>>
>Thank you for a well-stated and presented synopsis of the current state of things. Much better than "RVs are lousy". <g>
><
>
>My well-stated synopsis nothwithstanding, RV's are lousy...< vbg >....It's just that now, you have some basis for why they are lousy...< vvbg >...
>
>< JVP >
John.
*chuckle*
Well, I can see you are entirely unrepentant. <g>
With the whole notion of 'statelessness' RVs don't make a whole lot of sense anyway, notwithstanding the times you have a hard-wire connection. Also, with ADO being able to pass around a universally understood data format (VFP being the ugly stepsister <g>) I think that MSFT just about has it right.

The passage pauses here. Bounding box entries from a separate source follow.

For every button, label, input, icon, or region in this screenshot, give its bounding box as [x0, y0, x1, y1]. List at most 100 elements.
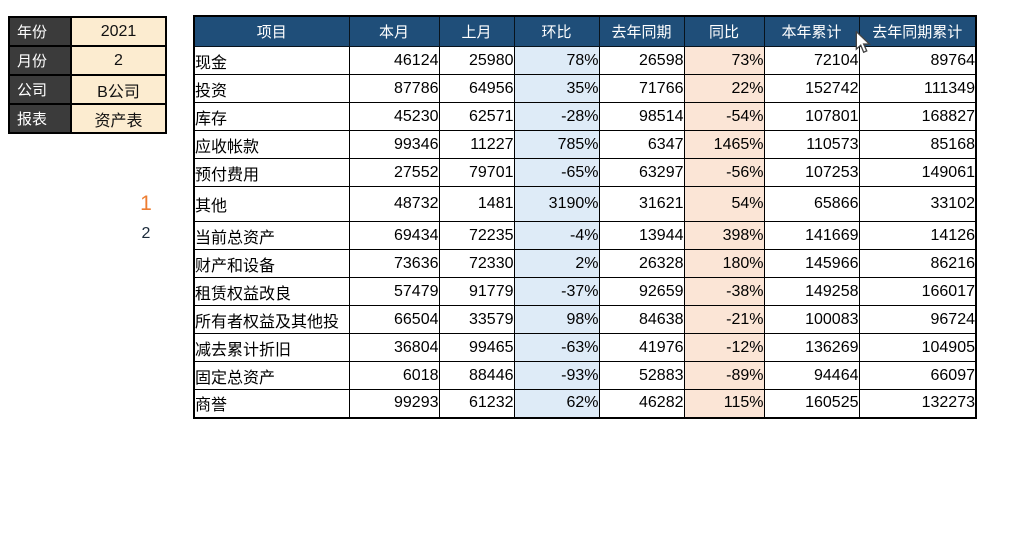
value-cell[interactable]: 141669	[763, 221, 860, 250]
value-cell[interactable]: 41976	[598, 333, 685, 362]
value-cell[interactable]: 79701	[438, 158, 515, 187]
value-cell[interactable]: -12%	[683, 333, 765, 362]
value-cell[interactable]: 71766	[598, 74, 685, 103]
value-cell[interactable]: 22%	[683, 74, 765, 103]
value-cell[interactable]: 45230	[348, 102, 440, 131]
column-header-3[interactable]: 环比	[513, 15, 600, 47]
value-cell[interactable]: 107253	[763, 158, 860, 187]
value-cell[interactable]: -54%	[683, 102, 765, 131]
value-cell[interactable]: 149061	[858, 158, 977, 187]
value-cell[interactable]: -56%	[683, 158, 765, 187]
value-cell[interactable]: 35%	[513, 74, 600, 103]
value-cell[interactable]: 6018	[348, 361, 440, 390]
value-cell[interactable]: 72235	[438, 221, 515, 250]
value-cell[interactable]: 99293	[348, 389, 440, 418]
value-cell[interactable]: 65866	[763, 186, 860, 222]
value-cell[interactable]: 31621	[598, 186, 685, 222]
value-cell[interactable]: 785%	[513, 130, 600, 159]
value-cell[interactable]: 64956	[438, 74, 515, 103]
value-cell[interactable]: 98%	[513, 305, 600, 334]
value-cell[interactable]: 57479	[348, 277, 440, 306]
row-label-cell[interactable]: 现金	[193, 46, 350, 75]
column-header-7[interactable]: 去年同期累计	[858, 15, 977, 47]
value-cell[interactable]: 72330	[438, 249, 515, 278]
value-cell[interactable]: 85168	[858, 130, 977, 159]
value-cell[interactable]: 52883	[598, 361, 685, 390]
value-cell[interactable]: 84638	[598, 305, 685, 334]
value-cell[interactable]: 78%	[513, 46, 600, 75]
value-cell[interactable]: -63%	[513, 333, 600, 362]
value-cell[interactable]: 63297	[598, 158, 685, 187]
row-label-cell[interactable]: 其他	[193, 186, 350, 222]
value-cell[interactable]: 160525	[763, 389, 860, 418]
page-2-button[interactable]: 2	[141, 225, 151, 242]
value-cell[interactable]: 62571	[438, 102, 515, 131]
value-cell[interactable]: 152742	[763, 74, 860, 103]
value-cell[interactable]: 86216	[858, 249, 977, 278]
value-cell[interactable]: 107801	[763, 102, 860, 131]
row-label-cell[interactable]: 租赁权益改良	[193, 277, 350, 306]
value-cell[interactable]: 66504	[348, 305, 440, 334]
value-cell[interactable]: 27552	[348, 158, 440, 187]
row-label-cell[interactable]: 固定总资产	[193, 361, 350, 390]
row-label-cell[interactable]: 当前总资产	[193, 221, 350, 250]
value-cell[interactable]: 72104	[763, 46, 860, 75]
value-cell[interactable]: -89%	[683, 361, 765, 390]
value-cell[interactable]: -37%	[513, 277, 600, 306]
value-cell[interactable]: 89764	[858, 46, 977, 75]
value-cell[interactable]: 104905	[858, 333, 977, 362]
value-cell[interactable]: 149258	[763, 277, 860, 306]
row-label-cell[interactable]: 投资	[193, 74, 350, 103]
column-header-4[interactable]: 去年同期	[598, 15, 685, 47]
value-cell[interactable]: 25980	[438, 46, 515, 75]
value-cell[interactable]: 91779	[438, 277, 515, 306]
value-cell[interactable]: 1465%	[683, 130, 765, 159]
value-cell[interactable]: 180%	[683, 249, 765, 278]
value-cell[interactable]: 36804	[348, 333, 440, 362]
page-1-button[interactable]: 1	[140, 192, 152, 215]
value-cell[interactable]: 73636	[348, 249, 440, 278]
column-header-6[interactable]: 本年累计	[763, 15, 860, 47]
row-label-cell[interactable]: 商誉	[193, 389, 350, 418]
value-cell[interactable]: 48732	[348, 186, 440, 222]
row-label-cell[interactable]: 库存	[193, 102, 350, 131]
value-cell[interactable]: 88446	[438, 361, 515, 390]
value-cell[interactable]: 46282	[598, 389, 685, 418]
value-cell[interactable]: -21%	[683, 305, 765, 334]
value-cell[interactable]: 1481	[438, 186, 515, 222]
value-cell[interactable]: 3190%	[513, 186, 600, 222]
filter-value-report[interactable]: 资产表	[71, 104, 166, 133]
column-header-5[interactable]: 同比	[683, 15, 765, 47]
value-cell[interactable]: 145966	[763, 249, 860, 278]
column-header-1[interactable]: 本月	[348, 15, 440, 47]
value-cell[interactable]: 62%	[513, 389, 600, 418]
value-cell[interactable]: -65%	[513, 158, 600, 187]
value-cell[interactable]: 99346	[348, 130, 440, 159]
value-cell[interactable]: 98514	[598, 102, 685, 131]
value-cell[interactable]: 13944	[598, 221, 685, 250]
value-cell[interactable]: 54%	[683, 186, 765, 222]
filter-value-company[interactable]: B公司	[71, 75, 166, 104]
value-cell[interactable]: 96724	[858, 305, 977, 334]
value-cell[interactable]: 14126	[858, 221, 977, 250]
value-cell[interactable]: 66097	[858, 361, 977, 390]
column-header-0[interactable]: 项目	[193, 15, 350, 47]
value-cell[interactable]: 61232	[438, 389, 515, 418]
value-cell[interactable]: 33579	[438, 305, 515, 334]
row-label-cell[interactable]: 预付费用	[193, 158, 350, 187]
value-cell[interactable]: 69434	[348, 221, 440, 250]
filter-value-month[interactable]: 2	[71, 46, 166, 75]
value-cell[interactable]: 94464	[763, 361, 860, 390]
value-cell[interactable]: 87786	[348, 74, 440, 103]
value-cell[interactable]: 110573	[763, 130, 860, 159]
value-cell[interactable]: 398%	[683, 221, 765, 250]
value-cell[interactable]: 111349	[858, 74, 977, 103]
value-cell[interactable]: 26598	[598, 46, 685, 75]
value-cell[interactable]: 33102	[858, 186, 977, 222]
value-cell[interactable]: 115%	[683, 389, 765, 418]
value-cell[interactable]: 166017	[858, 277, 977, 306]
value-cell[interactable]: 11227	[438, 130, 515, 159]
column-header-2[interactable]: 上月	[438, 15, 515, 47]
row-label-cell[interactable]: 所有者权益及其他投	[193, 305, 350, 334]
value-cell[interactable]: -4%	[513, 221, 600, 250]
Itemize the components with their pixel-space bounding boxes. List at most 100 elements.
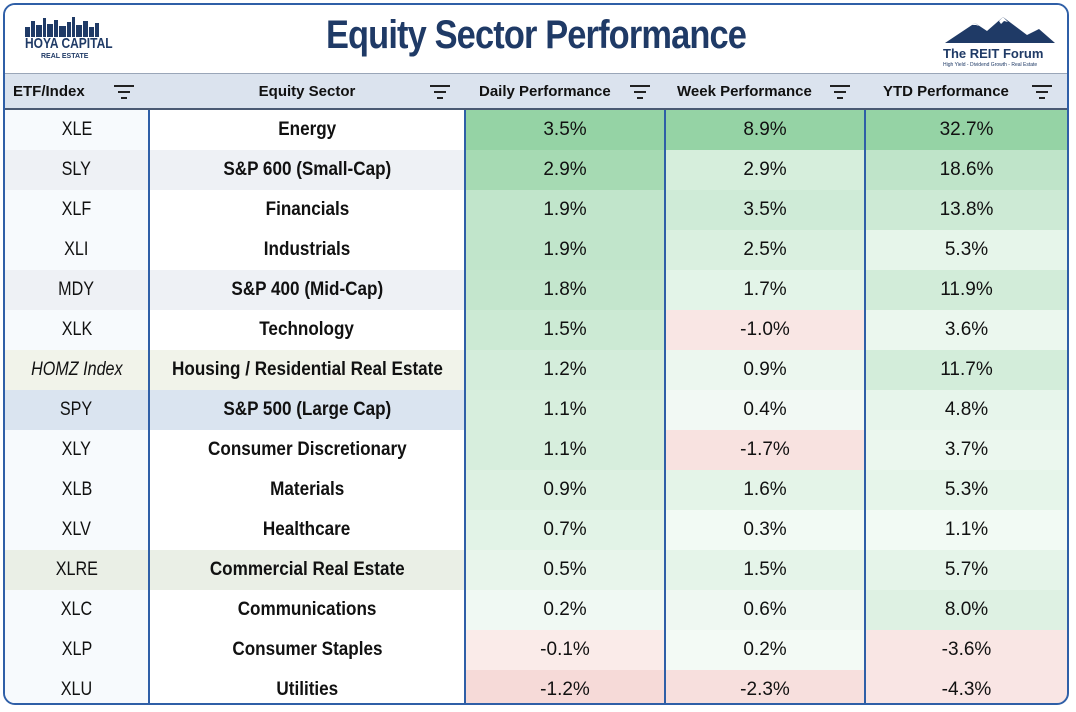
ytd-performance-cell: 1.1%: [865, 510, 1067, 550]
sector-cell-text: Communications: [237, 599, 377, 620]
ytd-performance-cell: 3.7%: [865, 430, 1067, 470]
ticker-cell: XLV: [5, 510, 150, 550]
daily-performance-cell: 1.1%: [465, 390, 666, 430]
table-row: XLU Utilities -1.2% -2.3% -4.3%: [5, 670, 1067, 703]
ticker-cell: XLK: [5, 310, 150, 350]
column-header-label: YTD Performance: [883, 82, 1009, 100]
sector-cell: Healthcare: [149, 510, 466, 550]
ticker-cell: MDY: [5, 270, 150, 310]
ytd-performance-cell-text: 11.7%: [940, 359, 993, 380]
table-row: XLF Financials 1.9% 3.5% 13.8%: [5, 190, 1067, 230]
ytd-performance-cell: 13.8%: [865, 190, 1067, 230]
sector-cell: S&P 400 (Mid-Cap): [149, 270, 466, 310]
week-performance-cell-text: 2.5%: [743, 239, 787, 260]
filter-icon[interactable]: [829, 84, 851, 100]
daily-performance-cell-text: 1.1%: [543, 399, 587, 420]
week-performance-cell-text: -1.0%: [740, 319, 790, 340]
ticker-cell: XLI: [5, 230, 150, 270]
ytd-performance-cell-text: 3.6%: [944, 319, 989, 340]
column-header-label: ETF/Index: [13, 82, 85, 100]
sector-cell: Commercial Real Estate: [149, 550, 466, 590]
ticker-cell-text: SLY: [61, 159, 92, 180]
column-header-ticker[interactable]: ETF/Index: [5, 73, 149, 110]
sector-cell: Housing / Residential Real Estate: [149, 350, 466, 390]
daily-performance-cell: 1.8%: [465, 270, 666, 310]
week-performance-cell-text: 0.9%: [743, 359, 787, 380]
ytd-performance-cell-text: 32.7%: [939, 119, 994, 140]
sector-cell-text: Commercial Real Estate: [209, 559, 405, 580]
daily-performance-cell: 1.5%: [465, 310, 666, 350]
performance-table: ETF/Index Equity Sector Daily Performanc…: [5, 73, 1067, 703]
table-row: XLP Consumer Staples -0.1% 0.2% -3.6%: [5, 630, 1067, 670]
daily-performance-cell: 1.2%: [465, 350, 666, 390]
week-performance-cell: 0.9%: [665, 350, 866, 390]
week-performance-cell: -1.7%: [665, 430, 866, 470]
daily-performance-cell: 1.1%: [465, 430, 666, 470]
sector-cell: Utilities: [149, 670, 466, 703]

That's also why I am intrigued with Queued data.
As far as the RV v SR/SPT
speed issue, well, I think both you and JR (and others too) all have great points. It's a matter of the larger issues IMO that drive the path one should choose.
I am at the point where I always design my data to eventually migrate to SQL. Quite frankly, if I was going to deal with terabytes I'd most likely ditch SQL for DB2 or Oracle on UNIX. Unix is
so much more stable than W2K right now; again, notwithstanding the tremendous advances MSFT has made with it. Most folks who have a background in PC development don't have a clue here. Some businesses, if the O/S they are running or the computer they are running the O/S on, should they fail more than once
at all yank the offending O/S or computer. Downtime, crashes or reboots are simply unheard of.
Best,
DD
A man is no fool who gives up that which he cannot keep for that which he cannot lose.
Everything I don't understand must be easy!
The difficulty of any task is measured by the capacity of the agent performing the work.